Oleh karenanya untuk lebih memahami hal tersebut dalam firman Allah dalam Q.S. al-Māidah /5 : 16 berikut :

يَهۡدِي بِهِ ٱللَّهُ مَنِ ٱتَّبَعَ رِضۡوَٰنَهُۥ سُبُلَ ٱلسَّلَٰمِ وَيُخۡرِجُهُم مِّنَ ٱلظُّلُمَٰتِ إِلَى ٱلنُّورِ بِإِذۡنِهِۦ وَيَهۡدِيهِمۡ إِلَىٰ صِرَٰطٖ مُّسۡتَقِيمٖ

Artinya : "Dengan kitab itulah Allah menunjuki orang-orang yang mengikuti keridhaan-Nya ke jalan keselamatan, dan (dengan kitab itu pula) Allah mengeluarkan orang-orang itu dari gelap gulita kepada cahaya yang terang benderang dengan seizin-Nya, dan menunjuki mereka ke jalan yang lurus." 

Nama-nama Kitab Allah Swt. dan Rasul Penerimanya
Ada 4 kitab yang diturunkan oleh Allah ke dunia ini.
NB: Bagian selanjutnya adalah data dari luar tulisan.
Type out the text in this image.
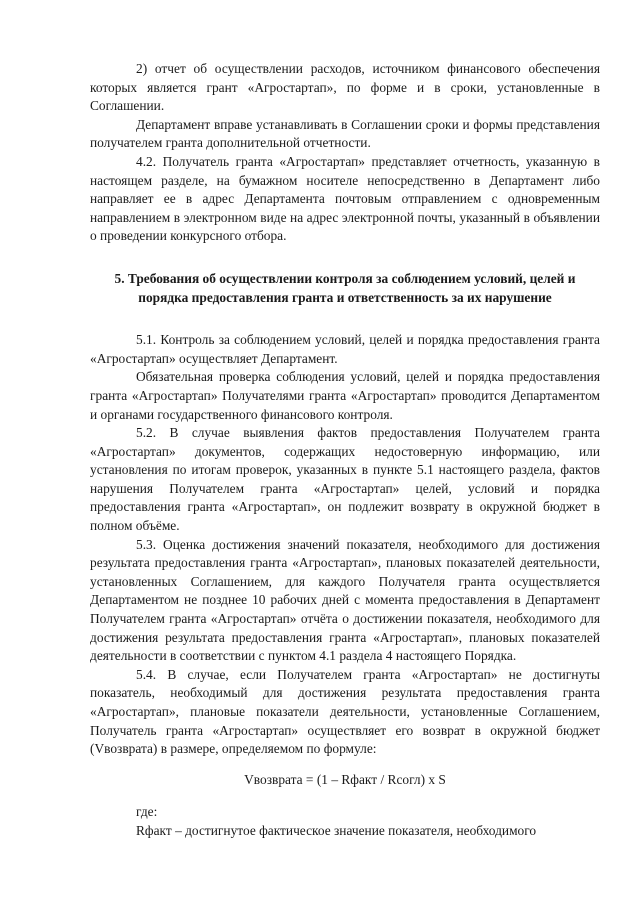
2) отчет об осуществлении расходов, источником финансового обеспечения которых является грант «Агростартап», по форме и в сроки, установленные в Соглашении.

Департамент вправе устанавливать в Соглашении сроки и формы представления получателем гранта дополнительной отчетности.

4.2. Получатель гранта «Агростартап» представляет отчетность, указанную в настоящем разделе, на бумажном носителе непосредственно в Департамент либо направляет ее в адрес Департамента почтовым отправлением с одновременным направлением в электронном виде на адрес электронной почты, указанный в объявлении о проведении конкурсного отбора.

5. Требования об осуществлении контроля за соблюдением условий, целей и порядка предоставления гранта и ответственность за их нарушение

5.1. Контроль за соблюдением условий, целей и порядка предоставления гранта «Агростартап» осуществляет Департамент.

Обязательная проверка соблюдения условий, целей и порядка предоставления гранта «Агростартап» Получателями гранта «Агростартап» проводится Департаментом и органами государственного финансового контроля.

5.2. В случае выявления фактов предоставления Получателем гранта «Агростартап» документов, содержащих недостоверную информацию, или установления по итогам проверок, указанных в пункте 5.1 настоящего раздела, фактов нарушения Получателем гранта «Агростартап» целей, условий и порядка предоставления гранта «Агростартап», он подлежит возврату в окружной бюджет в полном объёме.

5.3. Оценка достижения значений показателя, необходимого для достижения результата предоставления гранта «Агростартап», плановых показателей деятельности, установленных Соглашением, для каждого Получателя гранта осуществляется Департаментом не позднее 10 рабочих дней с момента предоставления в Департамент Получателем гранта «Агростартап» отчёта о достижении показателя, необходимого для достижения результата предоставления гранта «Агростартап», плановых показателей деятельности в соответствии с пунктом 4.1 раздела 4 настоящего Порядка.

5.4. В случае, если Получателем гранта «Агростартап» не достигнуты показатель, необходимый для достижения результата предоставления гранта «Агростартап», плановые показатели деятельности, установленные Соглашением, Получатель гранта «Агростартап» осуществляет его возврат в окружной бюджет (Vвозврата) в размере, определяемом по формуле:

Vвозврата = (1 – Rфакт / Rсогл) x S

где:

Rфакт – достигнутое фактическое значение показателя, необходимого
Allah juga memberikan nama-nama untuk kitab-kitab-Nya tersebut. Secara berurutan mulai dari yang tertua keempat kitab yang wajib kita yakini adalah : Taurat, Zabur, Injil, dan al-Qur’ān.

Kitab Taurat (diturunkan pada abad ke-12 SM)
Kitab Taurat diwahyukan kepada Nabi Musa pada abad ke-12 SM. Nama Taurat berarti hukum atau syariat. Pada saat itu Nabi Musa diutus oleh Allah untuk berdakwah kepada bangsa Bani Israil. Oleh karena itu, tepat sekali kalau kita meyakini bahwa kitab Taurat diperuntukkan sebagai pedoman dan petunjuk hidup bagi kaum Bani Israil saat itu. Adapun bahasa yang digunakan dalam kitab Taurat adalah bahasa Ibrani. Sebagai muslim kita sangat meyakini akan keberadaan kitab Taurat ini. Kita meyakini bahwa kitab Taurat benar-benar wahyu dari Allah Swt. Keyakinan ini diperkuat oleh keterangan-keterangan yang ada di dalam alQur’ān. Salah satunya adalah yang tertuang dalam firman Allah dalam Q.S. al-Mu’minun/23: 49 berikut ini :
وَلَقَدۡ ءَاتَيۡنَا مُوسَى ٱلۡكِتَٰبَ لَعَلَّهُمۡ يَهۡتَدُونَ 
Artinya : "Dan sesungguhnya telah Kami berikan Al Kitab (Taurat) kepada Musa, agar mereka (Bani Israil) mendapat petunjuk." 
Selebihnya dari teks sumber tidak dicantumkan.